Она положила голову на его грудь. Коснулась ее губами:

— Спасибо за все, Андрюша. Как я могла жить без тебя…

— Как-то жила, верно? — сказал он. — Расскажи о себе. Хоть немного.

— Что толку жаловаться на прошлое? Оно прошло, мы остались…

— Но каждый жил по-разному. Я работал. Руки и нос постоянно в нефти. Работа меня затягивала всего, целиком. Ложился с одной мыслью — с чего начну новый день.
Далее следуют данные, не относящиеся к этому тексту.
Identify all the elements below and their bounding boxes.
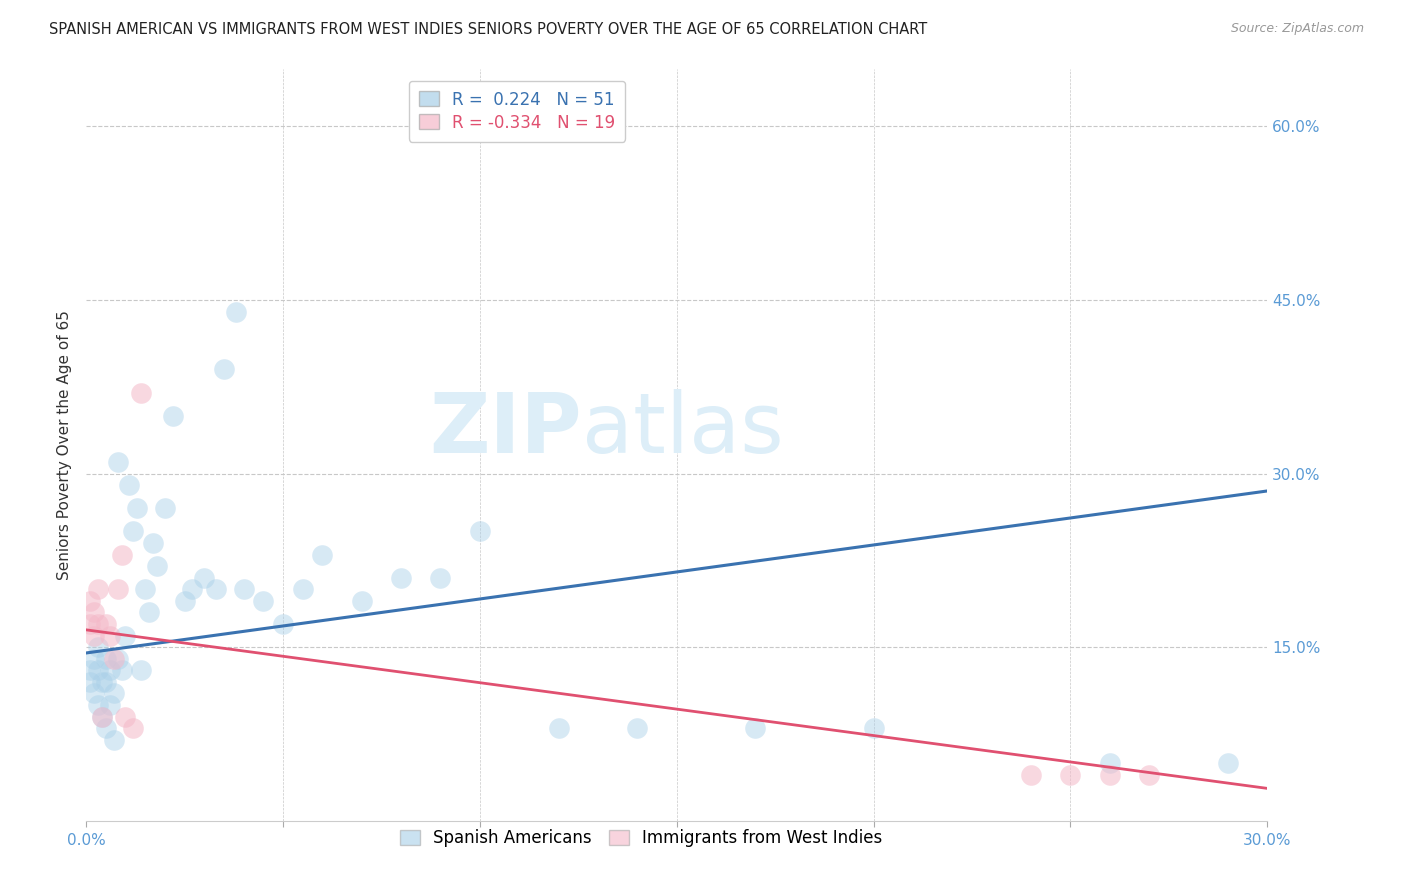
Point <box>193 571 215 585</box>
Point <box>225 304 247 318</box>
Point <box>90 709 112 723</box>
Point <box>173 594 195 608</box>
Point <box>83 629 105 643</box>
Point <box>1059 767 1081 781</box>
Point <box>468 524 491 539</box>
Point <box>138 606 160 620</box>
Point <box>107 582 129 597</box>
Point <box>271 617 294 632</box>
Point <box>103 732 125 747</box>
Point <box>79 594 101 608</box>
Point <box>83 652 105 666</box>
Point <box>181 582 204 597</box>
Point <box>1098 767 1121 781</box>
Point <box>205 582 228 597</box>
Text: Source: ZipAtlas.com: Source: ZipAtlas.com <box>1230 22 1364 36</box>
Point <box>98 698 121 712</box>
Point <box>134 582 156 597</box>
Point <box>350 594 373 608</box>
Point <box>110 664 132 678</box>
Point <box>1137 767 1160 781</box>
Y-axis label: Seniors Poverty Over the Age of 65: Seniors Poverty Over the Age of 65 <box>58 310 72 580</box>
Point <box>1098 756 1121 770</box>
Point <box>127 501 149 516</box>
Point <box>107 652 129 666</box>
Point <box>122 524 145 539</box>
Point <box>107 455 129 469</box>
Point <box>110 548 132 562</box>
Point <box>103 652 125 666</box>
Point <box>83 686 105 700</box>
Point <box>87 664 110 678</box>
Point <box>153 501 176 516</box>
Point <box>94 674 117 689</box>
Point <box>87 698 110 712</box>
Point <box>252 594 274 608</box>
Text: SPANISH AMERICAN VS IMMIGRANTS FROM WEST INDIES SENIORS POVERTY OVER THE AGE OF : SPANISH AMERICAN VS IMMIGRANTS FROM WEST… <box>49 22 928 37</box>
Point <box>232 582 254 597</box>
Legend: Spanish Americans, Immigrants from West Indies: Spanish Americans, Immigrants from West … <box>394 822 889 854</box>
Point <box>83 606 105 620</box>
Point <box>90 674 112 689</box>
Point <box>547 721 569 735</box>
Point <box>90 709 112 723</box>
Point <box>103 686 125 700</box>
Point <box>146 559 169 574</box>
Point <box>862 721 884 735</box>
Point <box>98 664 121 678</box>
Point <box>94 721 117 735</box>
Point <box>87 640 110 655</box>
Point <box>94 652 117 666</box>
Point <box>79 674 101 689</box>
Point <box>429 571 451 585</box>
Point <box>162 409 184 423</box>
Point <box>87 582 110 597</box>
Text: ZIP: ZIP <box>430 389 582 470</box>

— У нас здесь все было хуже. Мы не жили, мы выживали. Точно так же, как и сейчас пытаемся выжить в благословенной узбекской демократии. Нищета и бесправие, которые лицемеры назвали периодом застоя, на самом деле были мертвой зыбью. Она затягивала нас в пучину все глубже и глубже, лишала света, душила и умерщвляла. Сознание людей было занято поисками ответов на самый острый вопрос. Кто виноват? А если ты чем-то в жизни не удовлетворен, то ответ на вопрос, кто виноват, находится просто: виноват тот, у кого нос иной формы, чем у тебя, или глаза иного цвета. Говорят по такому принципу виноваты во всем евреи. Но это по большей части там, в России. Здесь во всем виноватыми считали русских. То, что они привезли сюда электричество, железные дороги, медицину — в расчет не бралось. Общество «Адолат» — «Справедливость» — сплачивало узбеков тем, что указывало им врагов. Знаешь, если на базаре кто-то говорил «мурун» — нос, или «кок коз» — голубые глаза, значит, речь шла о русском. Предельно просто, верно? Мы научились ходить, опустив глаза и голову. Общество «Ислом лашкарлари» — «Воины ислама» собирали силы, чтобы бить иноверцев. «Хизби ут-Тахрир» — «Партия освобождения» взяла на себя руководство исламистским движением… Мой дед был инженер и проектировал Большой Ферганский канал. Мой отец был врачом. Брат — Роман — женился на еврейке. Когда здесь стало невозможно жить, они уехали в Израиль. И теперь они там. У них родился сын…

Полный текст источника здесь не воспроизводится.